Cauldron Foods (https://www.cauldronfoods.co.uk/) follow in Quorn’s footsteps by introducing a vegan version of their popular vegetarian products.

To be fair, Cauldron already had a couple of vegan-friendly delights on offer – their marinated tofu pieces have long been a favourite of mind – who doesn’t hate chopping tofu – right?

Anyway, since Cauldron has made the effort to up their vegan game, I thought it’d be rude not to give their new products a review on Vegan on a Desert Island.

I found the Vegan Wholefood Sausages and Vegan Wholefood Burgers on offer at £1.50 a pack in my local supermarket – what a perfect excuse to break out the chips and take these offering for a test munch.

Obviously, the vegan burger market is getting a bit flooded these days, and Morrisons’ own brand burgers are cheap and very nice. Frys are the king of the taste bud tantalisers for my money and Quorn’s Hot and Spicy Burgers do pack a mean-coated punch – but the underlying Quorn is as bland as ever!

As for sausages, will anybody ever bring out a more popular banger than the Linda McCartney range? Frys (again) give a great account for themselves, and Vegusto really are the daddies if you want an extra special treat!

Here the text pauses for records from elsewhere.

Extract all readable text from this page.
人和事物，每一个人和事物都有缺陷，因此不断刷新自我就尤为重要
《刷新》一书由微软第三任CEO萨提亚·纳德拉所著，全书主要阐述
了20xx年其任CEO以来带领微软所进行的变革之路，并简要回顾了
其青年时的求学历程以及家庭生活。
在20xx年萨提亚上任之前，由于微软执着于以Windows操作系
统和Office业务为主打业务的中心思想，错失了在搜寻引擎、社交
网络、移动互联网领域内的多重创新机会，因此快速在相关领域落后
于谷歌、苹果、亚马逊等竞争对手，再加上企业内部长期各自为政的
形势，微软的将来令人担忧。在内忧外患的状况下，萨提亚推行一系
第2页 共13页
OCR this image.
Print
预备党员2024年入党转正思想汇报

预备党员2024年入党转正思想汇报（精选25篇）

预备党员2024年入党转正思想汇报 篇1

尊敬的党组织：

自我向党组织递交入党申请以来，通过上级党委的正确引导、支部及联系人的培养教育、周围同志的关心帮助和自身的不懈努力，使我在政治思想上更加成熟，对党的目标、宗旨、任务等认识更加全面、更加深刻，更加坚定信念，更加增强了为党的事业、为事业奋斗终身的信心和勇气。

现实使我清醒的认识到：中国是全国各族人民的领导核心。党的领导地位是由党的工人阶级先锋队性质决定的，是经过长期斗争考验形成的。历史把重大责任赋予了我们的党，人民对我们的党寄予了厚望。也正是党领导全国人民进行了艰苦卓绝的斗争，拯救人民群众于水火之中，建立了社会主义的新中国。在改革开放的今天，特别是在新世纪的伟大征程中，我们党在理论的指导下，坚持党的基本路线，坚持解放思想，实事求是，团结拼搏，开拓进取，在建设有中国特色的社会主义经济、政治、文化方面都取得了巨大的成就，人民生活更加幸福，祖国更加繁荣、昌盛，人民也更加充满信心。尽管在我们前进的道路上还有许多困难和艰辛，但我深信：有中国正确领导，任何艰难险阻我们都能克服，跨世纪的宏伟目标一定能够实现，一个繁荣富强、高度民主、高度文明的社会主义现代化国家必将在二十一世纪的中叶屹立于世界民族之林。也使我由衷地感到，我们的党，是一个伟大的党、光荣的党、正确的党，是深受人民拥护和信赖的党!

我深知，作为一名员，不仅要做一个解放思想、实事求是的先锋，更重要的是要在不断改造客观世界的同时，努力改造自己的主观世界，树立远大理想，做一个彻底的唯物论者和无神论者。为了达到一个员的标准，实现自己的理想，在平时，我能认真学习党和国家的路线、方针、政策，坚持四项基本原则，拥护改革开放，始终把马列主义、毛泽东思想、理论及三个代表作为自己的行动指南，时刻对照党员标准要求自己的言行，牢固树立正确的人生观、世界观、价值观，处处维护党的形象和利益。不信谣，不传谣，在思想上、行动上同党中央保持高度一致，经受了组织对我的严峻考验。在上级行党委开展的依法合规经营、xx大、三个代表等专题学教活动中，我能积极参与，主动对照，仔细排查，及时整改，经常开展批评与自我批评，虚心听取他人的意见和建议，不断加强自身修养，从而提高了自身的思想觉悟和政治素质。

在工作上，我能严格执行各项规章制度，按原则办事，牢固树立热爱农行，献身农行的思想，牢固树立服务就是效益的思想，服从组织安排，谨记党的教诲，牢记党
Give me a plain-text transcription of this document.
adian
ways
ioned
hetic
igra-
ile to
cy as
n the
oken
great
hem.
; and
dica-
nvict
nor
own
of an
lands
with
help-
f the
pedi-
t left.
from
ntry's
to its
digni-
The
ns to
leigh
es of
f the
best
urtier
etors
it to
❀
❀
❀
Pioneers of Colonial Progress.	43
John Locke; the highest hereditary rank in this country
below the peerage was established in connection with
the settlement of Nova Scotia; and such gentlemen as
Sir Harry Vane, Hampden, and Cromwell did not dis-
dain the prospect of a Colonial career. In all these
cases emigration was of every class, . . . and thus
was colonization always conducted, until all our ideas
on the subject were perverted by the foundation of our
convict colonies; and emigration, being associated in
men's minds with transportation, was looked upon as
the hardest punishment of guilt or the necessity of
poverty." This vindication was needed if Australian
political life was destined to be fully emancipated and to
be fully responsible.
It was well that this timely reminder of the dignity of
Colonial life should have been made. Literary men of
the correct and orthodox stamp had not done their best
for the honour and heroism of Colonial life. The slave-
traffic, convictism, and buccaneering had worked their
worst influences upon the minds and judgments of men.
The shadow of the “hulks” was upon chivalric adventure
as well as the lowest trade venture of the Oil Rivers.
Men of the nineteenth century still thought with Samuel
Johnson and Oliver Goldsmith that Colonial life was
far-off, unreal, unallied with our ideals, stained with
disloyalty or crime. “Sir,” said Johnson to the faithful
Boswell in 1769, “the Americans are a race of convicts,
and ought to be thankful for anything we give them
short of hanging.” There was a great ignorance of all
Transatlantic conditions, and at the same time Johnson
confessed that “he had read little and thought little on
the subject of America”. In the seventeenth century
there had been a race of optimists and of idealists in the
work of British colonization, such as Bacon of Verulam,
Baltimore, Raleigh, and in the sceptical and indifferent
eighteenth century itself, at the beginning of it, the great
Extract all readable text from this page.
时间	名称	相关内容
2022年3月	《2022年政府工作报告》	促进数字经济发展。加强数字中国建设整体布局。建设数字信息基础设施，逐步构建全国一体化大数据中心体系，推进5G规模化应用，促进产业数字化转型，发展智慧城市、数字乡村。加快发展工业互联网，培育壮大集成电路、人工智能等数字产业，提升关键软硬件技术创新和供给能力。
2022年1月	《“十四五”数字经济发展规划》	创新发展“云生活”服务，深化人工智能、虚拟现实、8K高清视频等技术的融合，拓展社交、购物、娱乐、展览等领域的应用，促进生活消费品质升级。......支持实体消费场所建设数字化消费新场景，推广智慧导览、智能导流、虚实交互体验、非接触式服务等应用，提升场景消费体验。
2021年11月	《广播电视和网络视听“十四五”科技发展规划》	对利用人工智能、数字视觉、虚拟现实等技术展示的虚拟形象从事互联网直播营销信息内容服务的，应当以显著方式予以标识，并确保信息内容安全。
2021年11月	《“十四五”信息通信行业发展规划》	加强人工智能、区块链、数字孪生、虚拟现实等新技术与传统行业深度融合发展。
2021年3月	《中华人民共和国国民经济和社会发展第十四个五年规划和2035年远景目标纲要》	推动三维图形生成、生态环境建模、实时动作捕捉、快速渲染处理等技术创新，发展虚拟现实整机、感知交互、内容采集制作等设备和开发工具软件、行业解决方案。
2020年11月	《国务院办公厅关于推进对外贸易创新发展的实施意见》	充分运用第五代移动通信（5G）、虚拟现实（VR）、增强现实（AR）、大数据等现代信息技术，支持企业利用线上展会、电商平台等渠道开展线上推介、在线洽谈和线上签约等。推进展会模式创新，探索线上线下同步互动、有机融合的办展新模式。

So how do Cauldron’s offerings munch up? Well, they are vegetable, not soya-based, which is great news – in fact, they appear soy-free. The burgers have “cauliflower, aduki beans, spinach and chipotle chilli”, while the sausages are sold on the basis that they contain “grilled Mediterranean vegetables, haricot beans and tomato pesto”. That all sounds good to me.

You get two burgers in a box, or six sausages. The bangers are average banger size, but the burgers seem a bit on the small side – although, they are very thick too.

The sausages, smell stunning while cooking – the tomato certainly dances around your nostrils screaming “eat me” very loudly.

The sausages are my favourite of the two. While reminding me of traditional vegetable sausages a little, the tomato hit real is an overwhelming joy. It’s the dominant taste and the one which will be the hook that draws most people towards these rather impressive vegan offerings. But they are packed with veg too – so you feel healthier devouring them, and they look as good as they taste.

The fact that both products only take 12 minutes under the grill to cook is obviously a big advantage too.

The burgers are a little dry, but they make up for this by containing a decent spicy punch of heat. While they are basically bean burgers, the spice and spinach do manage to make them stand out from the crowd.

Overall, a nice addition to the range of vegan products on offer – and that can only be a good thing.